When you have done something good, and no one is around, then, having said to yourself: "I am a clever girl" or "I am a genius, away from doubts", you immediately reward yourself with the most sincere compliment on Earth. The result of a simple experiment will help us learn how to do this correctly. The researchers asked people to solve puzzles and cheer themselves up either in the second person (“you can”!) Or in the first person (“I can!”). It turned out that cheering from the second person is more effective, especially in the imperative mood.

And there is a simple explanation for this process. Remember: as a child, you constantly heard "you" and the imperative verb. With these words, your parents and others have guided your behavior.

In 2010, the famous basketball player LeBron James said a strange phrase during an interview: “One thing I didn't want was to make an emotional decision. I wanted to do what was best for LeBron James and to make LeBron James happy. " Then commentators on the Web wrote that it looks like he was crazy, if he says so. Still, in society, it is not very customary to talk about yourself in the third person. But who can condemn genius?
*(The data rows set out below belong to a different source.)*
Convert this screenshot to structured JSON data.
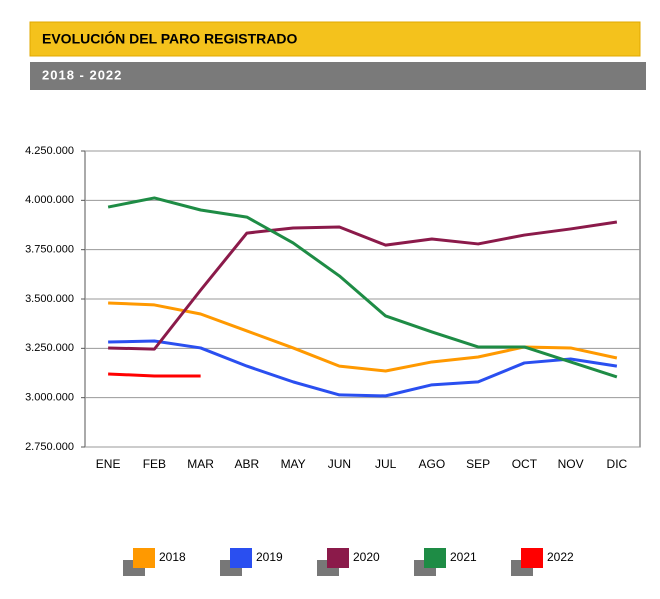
{
  "chart_data": {
    "type": "line",
    "title": "EVOLUCIÓN DEL PARO REGISTRADO",
    "subtitle": "2018 - 2022",
    "categories": [
      "ENE",
      "FEB",
      "MAR",
      "ABR",
      "MAY",
      "JUN",
      "JUL",
      "AGO",
      "SEP",
      "OCT",
      "NOV",
      "DIC"
    ],
    "series": [
      {
        "name": "2018",
        "color": "#ff9900",
        "values": [
          3480000,
          3470000,
          3424000,
          3338000,
          3252000,
          3160000,
          3135000,
          3181000,
          3206000,
          3257000,
          3252000,
          3201000
        ]
      },
      {
        "name": "2019",
        "color": "#2a4ff0",
        "values": [
          3282000,
          3287000,
          3252000,
          3160000,
          3080000,
          3014000,
          3009000,
          3065000,
          3080000,
          3176000,
          3196000,
          3160000
        ]
      },
      {
        "name": "2020",
        "color": "#8b1a4a",
        "values": [
          3252000,
          3246000,
          3545000,
          3834000,
          3860000,
          3865000,
          3773000,
          3804000,
          3779000,
          3824000,
          3855000,
          3890000
        ]
      },
      {
        "name": "2021",
        "color": "#1e8c45",
        "values": [
          3966000,
          4012000,
          3951000,
          3915000,
          3784000,
          3617000,
          3414000,
          3333000,
          3257000,
          3257000,
          3181000,
          3105000
        ]
      },
      {
        "name": "2022",
        "color": "#ff0000",
        "values": [
          3120000,
          3110000,
          3110000,
          null,
          null,
          null,
          null,
          null,
          null,
          null,
          null,
          null
        ]
      }
    ],
    "ylim": [
      2750000,
      4250000
    ],
    "yticks": [
      {
        "value": 2750000,
        "label": "2.750.000"
      },
      {
        "value": 3000000,
        "label": "3.000.000"
      },
      {
        "value": 3250000,
        "label": "3.250.000"
      },
      {
        "value": 3500000,
        "label": "3.500.000"
      },
      {
        "value": 3750000,
        "label": "3.750.000"
      },
      {
        "value": 4000000,
        "label": "4.000.000"
      },
      {
        "value": 4250000,
        "label": "4.250.000"
      }
    ],
    "grid": true,
    "legend": "bottom"
  }
}
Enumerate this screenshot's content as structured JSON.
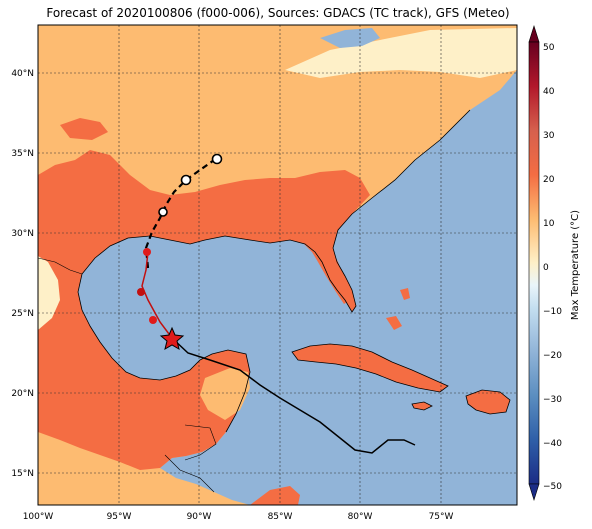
{
  "title": "Forecast of 2020100806 (f000-006), Sources: GDACS (TC track), GFS (Meteo)",
  "axes": {
    "lon_ticks": [
      "100°W",
      "95°W",
      "90°W",
      "85°W",
      "80°W",
      "75°W"
    ],
    "lat_ticks": [
      "40°N",
      "35°N",
      "30°N",
      "25°N",
      "20°N",
      "15°N"
    ]
  },
  "colorbar": {
    "label": "Max Temperature (°C)",
    "ticks": [
      "50",
      "40",
      "30",
      "20",
      "10",
      "0",
      "−10",
      "−20",
      "−30",
      "−40",
      "−50"
    ]
  },
  "colors": {
    "water": "#91b4d8",
    "band_10_20": "#fdbb71",
    "band_20_30": "#f46d43",
    "band_0_10": "#fef0c8",
    "track_marker": "#e01b1b"
  },
  "legend": {}
}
"Oh yes Pushkin, oh yes son of a bitch!"

Another explanation: when we call ourselves "you" or by name (which, by the way, does not matter), we distance ourselves from ourselves. This allows you to look at yourself from the outside and act less impulsively.

In general, it is noted that those who use internal dialogue understand their emotions, understand themselves better, and control themselves. Do not be shy about it, but enjoy and enjoy. Tell yourself: “Who is great? I'm done!"


  • Dolcos S., Albarracin D. The inner speech of behavioral regulation: Intentions and task performance strengthened when you talk to yourself as a You // European Journal of Social Psychology. 2014. DOI: 10.1002 / ejsp.2048.
  • Fernyhough C. The voices within: the history and science of how we talk to ourselves. London: Profile Books, 2016.
  • Hurlburt RT, Akhter SA The Descriptive Experience Sampling method // Phenomenology and the Cognitive Sciences. 2006.5 (3). 271-301.